84% of people want businesses to adopt flexible working
- 84% of people call for businesses to be more flexible with the working day
- One in seven admitted to leaving work early without telling their boss, even if work is incomplete
- 73% of managers say their team would be more productive if given an early finish
Flexible working is highly valued by UK workers. According to Totaljobs research, 84% of employees believe businesses should adopt this way of working. For staff, it can offer greater freedom and the opportunity to maximise their output. For employers, it can help to build trust between them and their employees, along with boosting morale and business performance. However, many workers currently feel like options surrounding flexible hours are limited, or even feel guilty for leaving work early – even when their tasks have been completed.
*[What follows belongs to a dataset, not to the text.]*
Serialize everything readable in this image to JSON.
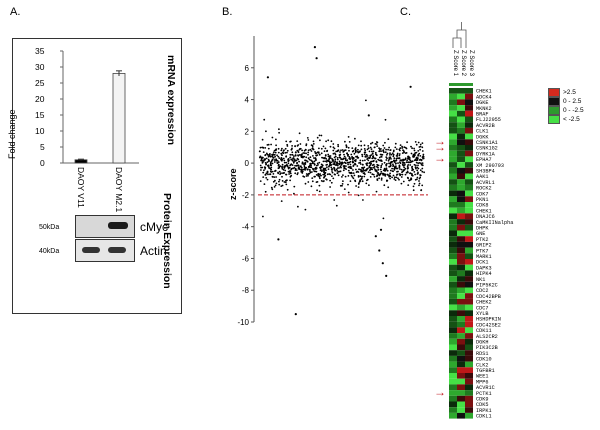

Despite one fifth of workers believing they’re more productive during summer, only one fifth have the option to leave work early – a perk many appreciate all the more when the sun is shining, giving teams the chance to enjoy the extra daylight hours.
Almost two-thirds (60%) of employees state that they’re only ever allowed to leave early to attend personal appointments, such as the doctors. Workers can also leave early for other reasons, including as a reward for completing good work (41%), childcare (28%) and to beat rush hour (13%).
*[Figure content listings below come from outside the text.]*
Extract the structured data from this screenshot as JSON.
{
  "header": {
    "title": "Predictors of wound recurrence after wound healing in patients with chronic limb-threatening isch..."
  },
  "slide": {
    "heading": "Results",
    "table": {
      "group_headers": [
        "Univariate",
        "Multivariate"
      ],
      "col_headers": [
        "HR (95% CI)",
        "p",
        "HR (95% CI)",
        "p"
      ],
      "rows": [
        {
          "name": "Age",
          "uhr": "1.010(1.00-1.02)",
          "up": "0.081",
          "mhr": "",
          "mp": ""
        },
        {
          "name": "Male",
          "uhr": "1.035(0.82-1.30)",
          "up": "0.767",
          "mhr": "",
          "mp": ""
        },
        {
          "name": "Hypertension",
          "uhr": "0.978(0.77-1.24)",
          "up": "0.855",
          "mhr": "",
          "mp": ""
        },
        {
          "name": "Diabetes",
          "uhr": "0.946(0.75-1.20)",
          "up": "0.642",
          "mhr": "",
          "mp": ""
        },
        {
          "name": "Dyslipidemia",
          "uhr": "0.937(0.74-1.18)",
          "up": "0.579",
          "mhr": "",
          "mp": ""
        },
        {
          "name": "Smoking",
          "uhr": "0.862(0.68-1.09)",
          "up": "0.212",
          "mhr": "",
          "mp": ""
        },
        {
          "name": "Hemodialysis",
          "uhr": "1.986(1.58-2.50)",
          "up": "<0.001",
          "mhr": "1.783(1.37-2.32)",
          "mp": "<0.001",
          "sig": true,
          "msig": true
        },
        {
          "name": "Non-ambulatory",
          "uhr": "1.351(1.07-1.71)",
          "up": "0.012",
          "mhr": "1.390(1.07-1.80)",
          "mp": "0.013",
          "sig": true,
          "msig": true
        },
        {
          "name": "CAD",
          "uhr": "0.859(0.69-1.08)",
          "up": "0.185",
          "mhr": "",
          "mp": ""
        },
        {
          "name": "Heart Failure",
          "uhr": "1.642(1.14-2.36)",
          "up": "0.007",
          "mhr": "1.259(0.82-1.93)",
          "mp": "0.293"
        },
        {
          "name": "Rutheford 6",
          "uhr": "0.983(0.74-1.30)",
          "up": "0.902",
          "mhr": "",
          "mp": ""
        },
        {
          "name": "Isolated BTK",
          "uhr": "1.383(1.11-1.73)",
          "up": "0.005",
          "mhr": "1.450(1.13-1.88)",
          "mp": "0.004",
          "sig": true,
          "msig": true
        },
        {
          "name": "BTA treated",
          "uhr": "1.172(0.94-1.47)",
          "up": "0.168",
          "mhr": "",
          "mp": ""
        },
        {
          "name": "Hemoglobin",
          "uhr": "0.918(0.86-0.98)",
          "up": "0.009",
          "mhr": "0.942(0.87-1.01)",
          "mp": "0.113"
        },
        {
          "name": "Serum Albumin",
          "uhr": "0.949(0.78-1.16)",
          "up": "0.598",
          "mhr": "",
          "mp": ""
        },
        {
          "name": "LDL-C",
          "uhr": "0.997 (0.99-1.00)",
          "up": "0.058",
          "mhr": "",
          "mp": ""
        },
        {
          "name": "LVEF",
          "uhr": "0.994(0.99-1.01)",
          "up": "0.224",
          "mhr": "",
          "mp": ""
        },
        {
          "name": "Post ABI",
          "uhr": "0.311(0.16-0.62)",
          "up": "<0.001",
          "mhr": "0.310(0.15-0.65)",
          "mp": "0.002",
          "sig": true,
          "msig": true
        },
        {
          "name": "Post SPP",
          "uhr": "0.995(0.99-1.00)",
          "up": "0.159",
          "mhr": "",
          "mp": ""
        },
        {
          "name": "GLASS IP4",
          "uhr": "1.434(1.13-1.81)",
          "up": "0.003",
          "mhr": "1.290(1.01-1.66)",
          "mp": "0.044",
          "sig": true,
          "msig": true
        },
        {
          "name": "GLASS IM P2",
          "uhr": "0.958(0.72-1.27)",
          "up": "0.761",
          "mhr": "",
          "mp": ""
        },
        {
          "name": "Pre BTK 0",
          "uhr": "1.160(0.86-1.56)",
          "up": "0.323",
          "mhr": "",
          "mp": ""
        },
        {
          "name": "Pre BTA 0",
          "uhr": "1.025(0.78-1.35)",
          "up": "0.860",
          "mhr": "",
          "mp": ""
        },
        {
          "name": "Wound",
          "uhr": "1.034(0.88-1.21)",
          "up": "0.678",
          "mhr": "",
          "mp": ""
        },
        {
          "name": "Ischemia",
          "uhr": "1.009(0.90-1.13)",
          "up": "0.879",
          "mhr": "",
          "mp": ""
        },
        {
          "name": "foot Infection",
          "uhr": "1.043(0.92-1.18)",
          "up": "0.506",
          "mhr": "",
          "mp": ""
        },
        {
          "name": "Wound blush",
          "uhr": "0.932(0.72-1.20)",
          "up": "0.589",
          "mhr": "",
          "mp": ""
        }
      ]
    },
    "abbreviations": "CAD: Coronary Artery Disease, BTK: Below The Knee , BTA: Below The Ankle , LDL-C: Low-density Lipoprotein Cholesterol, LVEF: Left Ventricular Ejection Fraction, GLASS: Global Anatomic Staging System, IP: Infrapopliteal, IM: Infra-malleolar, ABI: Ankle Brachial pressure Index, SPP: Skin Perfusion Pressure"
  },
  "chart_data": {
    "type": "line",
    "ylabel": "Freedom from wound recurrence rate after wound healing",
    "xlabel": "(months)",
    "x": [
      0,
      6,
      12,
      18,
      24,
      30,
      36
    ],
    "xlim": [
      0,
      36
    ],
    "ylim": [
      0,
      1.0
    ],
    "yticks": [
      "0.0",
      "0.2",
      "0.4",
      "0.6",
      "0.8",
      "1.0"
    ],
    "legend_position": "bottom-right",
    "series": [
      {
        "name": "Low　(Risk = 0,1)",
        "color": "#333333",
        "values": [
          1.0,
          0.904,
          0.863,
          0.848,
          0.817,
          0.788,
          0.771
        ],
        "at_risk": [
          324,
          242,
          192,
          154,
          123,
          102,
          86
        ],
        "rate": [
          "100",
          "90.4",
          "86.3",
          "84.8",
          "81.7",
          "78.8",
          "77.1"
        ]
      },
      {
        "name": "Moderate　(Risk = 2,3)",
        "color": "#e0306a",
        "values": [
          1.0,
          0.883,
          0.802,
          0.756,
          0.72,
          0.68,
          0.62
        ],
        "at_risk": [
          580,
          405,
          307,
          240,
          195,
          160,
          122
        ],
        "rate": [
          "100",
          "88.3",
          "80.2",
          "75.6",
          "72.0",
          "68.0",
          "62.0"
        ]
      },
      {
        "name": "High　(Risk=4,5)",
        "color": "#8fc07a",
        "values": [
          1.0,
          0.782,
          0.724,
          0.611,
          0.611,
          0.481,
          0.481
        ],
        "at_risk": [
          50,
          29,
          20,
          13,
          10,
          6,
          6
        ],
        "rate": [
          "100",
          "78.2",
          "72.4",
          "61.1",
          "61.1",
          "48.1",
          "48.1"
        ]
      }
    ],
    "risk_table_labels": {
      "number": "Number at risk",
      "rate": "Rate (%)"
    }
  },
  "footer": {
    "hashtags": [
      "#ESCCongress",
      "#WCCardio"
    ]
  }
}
There is a stigma of sorts associated with leaving work early – 44% of workers would be worried about doing so, believing their colleagues would judge them. More concerning is that 42% would feel guilty, even if their manager has explicitly allowed them to leave early, whether as a reward for good work or as a perk.
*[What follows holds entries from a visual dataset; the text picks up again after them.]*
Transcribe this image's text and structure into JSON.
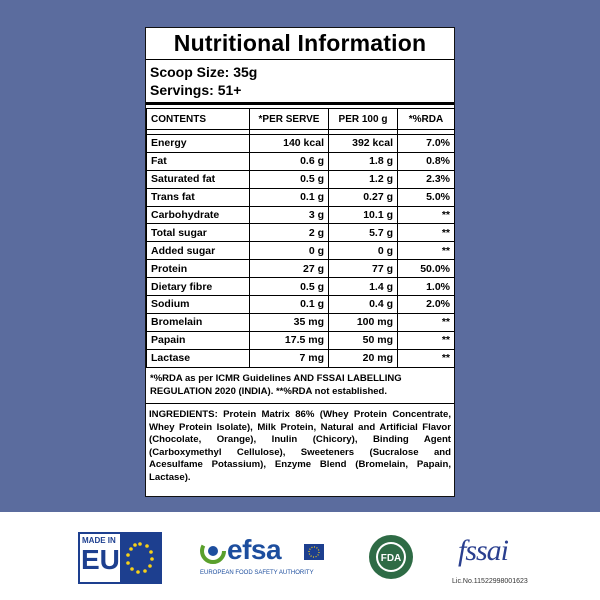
{
  "header": {
    "title": "Nutritional Information",
    "scoop_size": "Scoop Size: 35g",
    "servings": "Servings: 51+"
  },
  "table": {
    "columns": [
      "CONTENTS",
      "*PER SERVE",
      "PER 100 g",
      "*%RDA"
    ],
    "rows": [
      [
        "Energy",
        "140 kcal",
        "392 kcal",
        "7.0%"
      ],
      [
        "Fat",
        "0.6 g",
        "1.8 g",
        "0.8%"
      ],
      [
        "Saturated fat",
        "0.5 g",
        "1.2 g",
        "2.3%"
      ],
      [
        "Trans fat",
        "0.1 g",
        "0.27 g",
        "5.0%"
      ],
      [
        "Carbohydrate",
        "3 g",
        "10.1 g",
        "**"
      ],
      [
        "Total sugar",
        "2 g",
        "5.7 g",
        "**"
      ],
      [
        "Added sugar",
        "0 g",
        "0 g",
        "**"
      ],
      [
        "Protein",
        "27 g",
        "77 g",
        "50.0%"
      ],
      [
        "Dietary fibre",
        "0.5 g",
        "1.4 g",
        "1.0%"
      ],
      [
        "Sodium",
        "0.1 g",
        "0.4 g",
        "2.0%"
      ],
      [
        "Bromelain",
        "35 mg",
        "100 mg",
        "**"
      ],
      [
        "Papain",
        "17.5 mg",
        "50 mg",
        "**"
      ],
      [
        "Lactase",
        "7 mg",
        "20 mg",
        "**"
      ]
    ]
  },
  "footnote": "*%RDA as per ICMR Guidelines AND FSSAI LABELLING REGULATION 2020 (INDIA). **%RDA not established.",
  "ingredients": "INGREDIENTS: Protein Matrix 86% (Whey Protein Concentrate, Whey Protein Isolate), Milk Protein, Natural and Artificial Flavor (Chocolate, Orange), Inulin (Chicory), Binding Agent (Carboxymethyl Cellulose), Sweeteners (Sucralose and Acesulfame Potassium), Enzyme Blend (Bromelain, Papain, Lactase).",
  "logos": {
    "made_in": "MADE IN",
    "eu": "EU",
    "efsa": "efsa",
    "efsa_name": "EUROPEAN FOOD SAFETY AUTHORITY",
    "fda": "FDA",
    "fssai": "fssai",
    "license": "Lic.No.11522998001623"
  }
}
More flexibility, higher productivity
The benefits to productivity are felt by workers and businesses alike. In fact, 62% of employees feel that they would get more done during the day if their employer offered an early finish. The majority of managers feel the same – almost three quarters (73%) of middle managers believe that their team would be more productive if they had the incentive of an early finish.
Alexandra Sydney, Group Marketing Director at Totaljobs said, “A progressive approach to working hours can have a significant impact on a company’s bottom line through boosted productivity. This is essential in the current climate, with UK productivity currently sitting around 20% lower than pre-recession trends forecasted.
“From baristas to business analysts, workers value flexibility, meaning companies have the opportunity to be more adaptable when it comes to working hours. All employees have the legal right to request flexible working hours as part of their contract – not just parents and carers.
“Alongside this, simple incentives such as an early finish or giving employees a ‘flexible’ hour each week can make a significant difference to company culture, in terms of both wellbeing and team morale. Small perks like this can help to maintain happy, motivated staff that feel supported by management.”